Offshore wind developer Ørsted raised the first complete 11-megawatt turbine of its South Fork Wind project off Long Island’s east end, to the dismay of Montauk, N.Y., fishermen who for years battled developers and New York State energy planners.
Bonnie Brady, executive director of the Long Island Commercial Fishing Association, has spent two decades presenting fishermen’s concerns about the threats they see from offshore wind development and associated seafloor cables.
"If a trawler comes upon one of those cables, they could literally snag on their gear and it could flip the boat, so people's lives could be at risk, it's not just something in the distance that you don't have to worry about," Brady told Long Island News12.
For offshore wind power advocates, the first photos Monday from Ørsted were heartening news for an industry badly battered by escalating costs. Facing sharp runups for equipment and financing, developers have seen their costs escalate by as much as 40 percent according to some industry analysts.

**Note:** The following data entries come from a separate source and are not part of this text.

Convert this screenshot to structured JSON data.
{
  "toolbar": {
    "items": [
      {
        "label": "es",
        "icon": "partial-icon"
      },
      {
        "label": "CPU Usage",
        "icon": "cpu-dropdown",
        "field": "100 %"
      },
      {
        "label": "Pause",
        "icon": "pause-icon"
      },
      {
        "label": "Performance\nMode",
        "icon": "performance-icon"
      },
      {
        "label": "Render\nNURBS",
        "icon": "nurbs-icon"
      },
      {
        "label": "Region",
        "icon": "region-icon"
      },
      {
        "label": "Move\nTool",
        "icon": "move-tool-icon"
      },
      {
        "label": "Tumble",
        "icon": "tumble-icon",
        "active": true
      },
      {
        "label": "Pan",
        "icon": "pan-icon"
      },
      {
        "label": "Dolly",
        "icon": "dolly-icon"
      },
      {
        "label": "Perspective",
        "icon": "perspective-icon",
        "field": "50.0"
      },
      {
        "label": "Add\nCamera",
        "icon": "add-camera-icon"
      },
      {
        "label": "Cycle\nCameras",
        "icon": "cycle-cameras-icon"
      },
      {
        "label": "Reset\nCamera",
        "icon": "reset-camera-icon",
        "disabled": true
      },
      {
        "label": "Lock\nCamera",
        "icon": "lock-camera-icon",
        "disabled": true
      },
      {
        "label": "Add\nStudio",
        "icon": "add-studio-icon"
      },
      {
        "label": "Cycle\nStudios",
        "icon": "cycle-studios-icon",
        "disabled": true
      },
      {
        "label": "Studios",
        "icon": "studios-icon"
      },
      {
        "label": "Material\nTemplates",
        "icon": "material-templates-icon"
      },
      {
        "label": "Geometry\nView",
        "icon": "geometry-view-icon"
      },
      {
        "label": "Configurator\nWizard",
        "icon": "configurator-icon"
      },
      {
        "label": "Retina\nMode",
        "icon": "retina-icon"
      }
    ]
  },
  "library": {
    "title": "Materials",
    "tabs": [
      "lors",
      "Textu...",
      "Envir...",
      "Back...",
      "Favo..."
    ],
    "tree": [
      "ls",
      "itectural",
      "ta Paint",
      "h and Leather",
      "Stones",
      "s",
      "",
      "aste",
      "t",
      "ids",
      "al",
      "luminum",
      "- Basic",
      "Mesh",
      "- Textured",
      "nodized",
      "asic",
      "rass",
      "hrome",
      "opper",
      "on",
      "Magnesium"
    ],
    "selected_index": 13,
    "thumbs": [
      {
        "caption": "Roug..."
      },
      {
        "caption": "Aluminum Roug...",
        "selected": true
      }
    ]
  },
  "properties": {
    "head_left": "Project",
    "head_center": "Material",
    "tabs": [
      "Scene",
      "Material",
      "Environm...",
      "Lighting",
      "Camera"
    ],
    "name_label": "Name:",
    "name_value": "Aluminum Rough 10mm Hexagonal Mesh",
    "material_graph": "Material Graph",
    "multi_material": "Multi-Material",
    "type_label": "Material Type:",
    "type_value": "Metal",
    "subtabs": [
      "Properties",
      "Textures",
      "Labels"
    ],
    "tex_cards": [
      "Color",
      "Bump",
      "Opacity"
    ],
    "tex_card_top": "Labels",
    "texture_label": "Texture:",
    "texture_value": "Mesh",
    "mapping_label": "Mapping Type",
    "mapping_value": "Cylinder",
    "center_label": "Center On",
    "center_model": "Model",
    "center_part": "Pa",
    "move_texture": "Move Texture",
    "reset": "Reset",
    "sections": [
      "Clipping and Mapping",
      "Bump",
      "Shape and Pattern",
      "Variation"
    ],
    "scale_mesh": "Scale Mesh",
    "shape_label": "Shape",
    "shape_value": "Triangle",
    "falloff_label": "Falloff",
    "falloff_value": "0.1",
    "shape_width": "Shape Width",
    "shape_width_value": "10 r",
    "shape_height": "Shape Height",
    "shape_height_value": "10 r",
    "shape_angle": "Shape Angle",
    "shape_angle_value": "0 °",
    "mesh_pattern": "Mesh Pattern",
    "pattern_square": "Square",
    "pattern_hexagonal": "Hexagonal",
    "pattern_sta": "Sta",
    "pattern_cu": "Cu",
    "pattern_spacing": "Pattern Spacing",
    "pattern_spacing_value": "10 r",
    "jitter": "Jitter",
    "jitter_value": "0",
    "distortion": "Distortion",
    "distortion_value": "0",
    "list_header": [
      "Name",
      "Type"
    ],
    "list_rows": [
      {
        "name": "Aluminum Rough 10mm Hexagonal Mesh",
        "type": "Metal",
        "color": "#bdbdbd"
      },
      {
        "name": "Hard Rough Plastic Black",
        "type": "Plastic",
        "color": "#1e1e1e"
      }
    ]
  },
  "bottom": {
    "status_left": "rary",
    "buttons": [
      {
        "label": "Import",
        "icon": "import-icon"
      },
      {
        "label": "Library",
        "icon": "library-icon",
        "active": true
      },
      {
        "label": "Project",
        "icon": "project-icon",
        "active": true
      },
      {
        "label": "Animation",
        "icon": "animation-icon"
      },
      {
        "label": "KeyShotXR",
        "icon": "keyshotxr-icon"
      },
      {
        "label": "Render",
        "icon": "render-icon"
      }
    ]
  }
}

Those factors may even force abandonment of some projects, like Ørsted’s Oct. 31 decision to cancel its 1,100 MW Ocean Wind 1 project off New Jersey.
As New York’s first offshore turbine went up, the federal Bureau of Ocean Energy Management issued its record of decision approving the construction and operations plan for Empire Wind 1 – one of the earliest U.S. proposals, on a BOEM lease between shipping lanes into New York Harbor.
Molly Morris, the president of Equinor Renewables Americas, welcomed the news for her company’s partnership with bp.
“The federal Record of Decision is a significant milestone in advancing Equinor and bp’s Empire Wind project to help deliver on state and federal climate ambitions,” Morris said in a prepared statement. “Empire Wind is a defining project for New York and we continue our work to connect with communities and realize the project’s potential of providing reliable renewable power, creating jobs and spurring economic development.”